How to correctly query inside of terms aggregate values in elasticsearch, using include and regex? - elasticsearch

How do you filter out/search in aggregate results efficiently?
Imagine you have 1 million documents in elastic search. In those documents, you have a multi_field (keyword, text) tags:
{
...
tags: ['Race', 'Racing', 'Mountain Bike', 'Horizontal'],
...
},
{
...
tags: ['Tracey Chapman', 'Silverfish', 'Blue'],
...
},
{
...
tags: ['Surfing', 'Race', 'Disgrace'],
...
},
You can use these values as filters, (facets), against a query to pull only the documents that contain this tag:
...
"filter": [
{
"terms": {
"tags": [
"Race"
]
}
},
...
]
But you want the user to be able to query for possible tag filters. So if the user types, race the return should show (from previous example), ['Race', 'Tracey Chapman', 'Disgrace']. That way, the user can query for a filter to use. In order to accomplish this, I had to use aggregates:
{
"aggs": {
"topics": {
"terms": {
"field": "tags",
"include": ".*[Rr][Aa][Cc][Ee].*", // I have to dynamically form this
"size": 6
}
}
},
"size": 0
}
This gives me exactly what I need!
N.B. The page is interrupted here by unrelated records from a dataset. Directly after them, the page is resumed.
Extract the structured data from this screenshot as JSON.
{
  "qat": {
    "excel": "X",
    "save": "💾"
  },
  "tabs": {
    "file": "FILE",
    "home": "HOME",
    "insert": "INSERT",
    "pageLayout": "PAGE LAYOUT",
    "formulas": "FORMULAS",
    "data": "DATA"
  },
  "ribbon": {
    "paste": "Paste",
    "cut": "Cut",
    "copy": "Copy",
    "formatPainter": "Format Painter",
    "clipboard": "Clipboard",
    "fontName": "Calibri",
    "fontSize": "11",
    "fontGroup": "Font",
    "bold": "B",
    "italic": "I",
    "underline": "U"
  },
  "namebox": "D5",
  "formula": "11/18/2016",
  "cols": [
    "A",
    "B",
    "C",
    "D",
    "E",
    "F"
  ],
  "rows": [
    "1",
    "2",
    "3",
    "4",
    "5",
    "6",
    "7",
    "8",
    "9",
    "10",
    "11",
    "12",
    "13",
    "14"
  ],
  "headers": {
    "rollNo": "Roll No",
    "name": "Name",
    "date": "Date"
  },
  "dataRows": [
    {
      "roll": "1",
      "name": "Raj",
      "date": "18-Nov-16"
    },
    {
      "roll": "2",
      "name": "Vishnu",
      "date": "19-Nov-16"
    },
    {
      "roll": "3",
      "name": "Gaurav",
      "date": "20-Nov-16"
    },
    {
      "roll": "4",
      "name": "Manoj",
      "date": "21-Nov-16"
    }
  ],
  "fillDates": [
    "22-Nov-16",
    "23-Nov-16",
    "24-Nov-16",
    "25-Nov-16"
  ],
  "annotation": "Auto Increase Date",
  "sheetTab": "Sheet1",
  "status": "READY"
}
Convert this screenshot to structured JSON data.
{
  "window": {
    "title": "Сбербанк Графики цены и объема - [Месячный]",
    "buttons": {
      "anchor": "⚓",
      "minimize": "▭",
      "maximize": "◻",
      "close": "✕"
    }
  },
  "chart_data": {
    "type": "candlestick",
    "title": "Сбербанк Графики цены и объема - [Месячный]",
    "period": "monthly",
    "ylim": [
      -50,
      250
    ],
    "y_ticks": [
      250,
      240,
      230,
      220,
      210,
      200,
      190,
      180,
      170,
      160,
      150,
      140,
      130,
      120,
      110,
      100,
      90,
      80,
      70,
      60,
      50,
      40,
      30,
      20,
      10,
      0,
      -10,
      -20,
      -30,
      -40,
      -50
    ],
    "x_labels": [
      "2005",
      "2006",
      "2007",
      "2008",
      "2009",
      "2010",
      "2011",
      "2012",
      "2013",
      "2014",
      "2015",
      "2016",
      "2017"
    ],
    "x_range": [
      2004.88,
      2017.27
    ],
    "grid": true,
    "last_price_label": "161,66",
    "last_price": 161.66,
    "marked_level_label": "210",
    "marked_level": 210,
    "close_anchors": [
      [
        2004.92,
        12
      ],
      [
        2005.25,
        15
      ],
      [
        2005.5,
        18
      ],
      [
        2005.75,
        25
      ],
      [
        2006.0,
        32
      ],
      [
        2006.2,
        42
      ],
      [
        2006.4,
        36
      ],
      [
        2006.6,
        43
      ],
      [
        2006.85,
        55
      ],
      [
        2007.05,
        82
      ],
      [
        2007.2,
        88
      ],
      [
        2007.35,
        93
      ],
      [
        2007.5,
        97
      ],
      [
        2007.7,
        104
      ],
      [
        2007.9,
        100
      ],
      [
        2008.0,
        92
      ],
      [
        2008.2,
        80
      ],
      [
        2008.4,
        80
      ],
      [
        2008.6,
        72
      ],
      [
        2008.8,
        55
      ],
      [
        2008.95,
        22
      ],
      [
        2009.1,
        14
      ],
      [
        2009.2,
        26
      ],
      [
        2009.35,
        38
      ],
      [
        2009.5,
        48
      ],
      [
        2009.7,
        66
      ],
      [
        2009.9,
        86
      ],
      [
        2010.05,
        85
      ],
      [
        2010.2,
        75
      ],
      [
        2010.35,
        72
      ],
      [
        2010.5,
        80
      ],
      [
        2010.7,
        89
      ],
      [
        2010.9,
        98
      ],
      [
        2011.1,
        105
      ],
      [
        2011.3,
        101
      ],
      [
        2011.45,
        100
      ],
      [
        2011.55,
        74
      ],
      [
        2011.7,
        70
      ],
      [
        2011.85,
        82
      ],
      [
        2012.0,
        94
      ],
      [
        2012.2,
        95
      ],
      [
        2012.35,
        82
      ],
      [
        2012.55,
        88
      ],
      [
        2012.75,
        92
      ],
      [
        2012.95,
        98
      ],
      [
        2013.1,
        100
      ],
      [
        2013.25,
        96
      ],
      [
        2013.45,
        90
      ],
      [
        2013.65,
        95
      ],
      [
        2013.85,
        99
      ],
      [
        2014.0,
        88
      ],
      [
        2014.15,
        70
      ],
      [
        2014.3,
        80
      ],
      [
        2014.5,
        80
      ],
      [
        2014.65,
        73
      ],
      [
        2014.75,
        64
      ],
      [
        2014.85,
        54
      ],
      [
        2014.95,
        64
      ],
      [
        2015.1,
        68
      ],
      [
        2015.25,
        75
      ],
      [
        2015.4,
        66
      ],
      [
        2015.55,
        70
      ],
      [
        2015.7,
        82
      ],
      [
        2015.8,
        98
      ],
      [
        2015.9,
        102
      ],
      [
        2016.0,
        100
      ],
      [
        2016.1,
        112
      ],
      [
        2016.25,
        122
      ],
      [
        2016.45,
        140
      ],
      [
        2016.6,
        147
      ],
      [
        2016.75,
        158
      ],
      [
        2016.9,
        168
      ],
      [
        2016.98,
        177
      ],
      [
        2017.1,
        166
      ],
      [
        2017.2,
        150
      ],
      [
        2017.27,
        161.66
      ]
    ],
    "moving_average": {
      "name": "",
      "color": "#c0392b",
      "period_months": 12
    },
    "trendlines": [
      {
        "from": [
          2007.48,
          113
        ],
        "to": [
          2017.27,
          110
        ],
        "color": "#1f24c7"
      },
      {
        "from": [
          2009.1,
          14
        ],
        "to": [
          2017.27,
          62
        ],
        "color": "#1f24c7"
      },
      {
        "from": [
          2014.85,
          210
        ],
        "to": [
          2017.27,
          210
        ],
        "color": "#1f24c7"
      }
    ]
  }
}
But it is slow, very slow. I've tried adding the execution_hint, it does not help me.
You may think, "Just use a query before the aggregate!" But the issue is that it'll pull all values for all documents in that query. Meaning, you can be displaying tags that are completely unrelated. If I queried for race before the aggregate, and did not use the include regex, I would end up with all those other values, like 'Horizontal', etc...
How can I rewrite this aggregation to work faster? Is there a better way to write this? Do I really have to make a separate index just for values? (sad face) Seems like this would be a common issue but have found no answers through documentation and googling.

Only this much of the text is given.